In my humble opinion the best way is to just add a full day in milliseconds, depending on how you factor your code it can mess up if you are on the last day of the month.

For example Feb 28 or march 31.

Here is an example of how I would do it:

var current = new Date(); //'Mar 11 2015' current.getTime() = 1426060964567
var followingDay = new Date(current.getTime() + 86400000); // + 1 day in ms
followingDay.toLocaleDateString();

Imho this insures accuracy

Here is another example. I do not like that. It can work for you but not as clean as example above.

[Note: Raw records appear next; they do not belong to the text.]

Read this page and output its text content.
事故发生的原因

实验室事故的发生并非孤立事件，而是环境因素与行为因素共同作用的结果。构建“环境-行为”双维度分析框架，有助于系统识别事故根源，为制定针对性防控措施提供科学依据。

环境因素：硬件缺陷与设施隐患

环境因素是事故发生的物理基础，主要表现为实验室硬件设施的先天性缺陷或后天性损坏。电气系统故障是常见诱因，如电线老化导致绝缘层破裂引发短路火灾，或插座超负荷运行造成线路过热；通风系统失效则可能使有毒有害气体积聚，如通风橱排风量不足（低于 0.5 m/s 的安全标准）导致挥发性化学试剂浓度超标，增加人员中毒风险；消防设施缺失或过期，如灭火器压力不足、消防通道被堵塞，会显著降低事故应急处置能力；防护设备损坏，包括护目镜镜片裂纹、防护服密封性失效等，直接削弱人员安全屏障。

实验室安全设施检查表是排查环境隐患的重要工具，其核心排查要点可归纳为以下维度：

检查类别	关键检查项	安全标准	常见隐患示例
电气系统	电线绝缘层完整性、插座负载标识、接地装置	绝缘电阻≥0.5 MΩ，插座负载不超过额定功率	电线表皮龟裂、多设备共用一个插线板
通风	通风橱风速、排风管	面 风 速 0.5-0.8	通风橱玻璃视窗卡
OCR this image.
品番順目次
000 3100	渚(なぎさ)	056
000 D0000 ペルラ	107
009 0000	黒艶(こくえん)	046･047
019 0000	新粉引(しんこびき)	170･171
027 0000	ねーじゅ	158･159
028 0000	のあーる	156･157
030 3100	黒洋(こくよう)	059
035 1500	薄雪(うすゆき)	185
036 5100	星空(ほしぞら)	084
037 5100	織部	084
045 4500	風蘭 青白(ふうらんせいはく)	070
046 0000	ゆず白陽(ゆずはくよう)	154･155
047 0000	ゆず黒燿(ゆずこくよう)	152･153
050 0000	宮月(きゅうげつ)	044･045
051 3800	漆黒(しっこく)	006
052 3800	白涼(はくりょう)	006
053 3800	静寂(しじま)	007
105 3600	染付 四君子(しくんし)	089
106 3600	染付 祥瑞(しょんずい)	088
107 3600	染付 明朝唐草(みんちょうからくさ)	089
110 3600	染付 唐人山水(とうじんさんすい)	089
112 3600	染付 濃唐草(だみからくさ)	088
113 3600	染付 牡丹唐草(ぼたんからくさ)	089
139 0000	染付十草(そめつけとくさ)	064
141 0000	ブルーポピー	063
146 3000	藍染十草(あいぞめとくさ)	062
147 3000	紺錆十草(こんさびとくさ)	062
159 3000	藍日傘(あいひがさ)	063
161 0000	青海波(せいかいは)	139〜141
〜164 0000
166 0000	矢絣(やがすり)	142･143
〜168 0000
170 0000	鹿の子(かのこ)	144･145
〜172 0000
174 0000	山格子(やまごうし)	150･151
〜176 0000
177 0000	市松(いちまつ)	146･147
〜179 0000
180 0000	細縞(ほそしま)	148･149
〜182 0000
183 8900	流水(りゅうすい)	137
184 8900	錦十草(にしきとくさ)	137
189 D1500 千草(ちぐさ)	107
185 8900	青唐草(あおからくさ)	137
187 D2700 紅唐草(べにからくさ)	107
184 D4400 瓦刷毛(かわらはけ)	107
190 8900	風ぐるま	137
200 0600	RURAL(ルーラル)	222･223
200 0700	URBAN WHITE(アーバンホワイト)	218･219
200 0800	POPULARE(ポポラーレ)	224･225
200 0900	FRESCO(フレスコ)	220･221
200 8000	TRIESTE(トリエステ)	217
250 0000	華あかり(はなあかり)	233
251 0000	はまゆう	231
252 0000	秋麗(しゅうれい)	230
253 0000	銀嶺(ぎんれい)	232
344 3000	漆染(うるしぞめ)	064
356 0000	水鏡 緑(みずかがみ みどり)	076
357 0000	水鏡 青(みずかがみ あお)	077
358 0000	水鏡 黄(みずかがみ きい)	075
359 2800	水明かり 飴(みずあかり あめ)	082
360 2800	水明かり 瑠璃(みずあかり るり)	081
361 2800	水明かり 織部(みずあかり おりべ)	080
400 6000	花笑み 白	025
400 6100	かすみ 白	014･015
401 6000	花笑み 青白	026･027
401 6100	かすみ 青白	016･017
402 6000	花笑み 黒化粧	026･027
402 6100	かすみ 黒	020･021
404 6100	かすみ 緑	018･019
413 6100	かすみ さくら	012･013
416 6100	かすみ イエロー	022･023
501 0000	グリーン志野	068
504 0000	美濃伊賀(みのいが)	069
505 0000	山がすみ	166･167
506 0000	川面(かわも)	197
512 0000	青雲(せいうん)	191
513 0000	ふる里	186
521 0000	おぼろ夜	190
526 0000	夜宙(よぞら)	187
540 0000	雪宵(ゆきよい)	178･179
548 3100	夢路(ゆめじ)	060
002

var today = new Date('12/31/2015');
var tomorrow = new Date(today);
tomorrow.setDate(today.getDate()+1);
tomorrow.toLocaleDateString();

Imho this === 'POOP'

So some of you have had gripes about my millisecond approach because of day light savings time. So I'm going to bash this out. First, Some countries and states do not have Day light savings time. Second Adding exactly 24 hours is a full day. If the date number does not change once a year but then gets fixed 6 months later I don't see a problem there. But for the purpose of being definite and having to deal with allot the evil Date() I have thought this through and now thoroughly hate Date. So this is my new Approach.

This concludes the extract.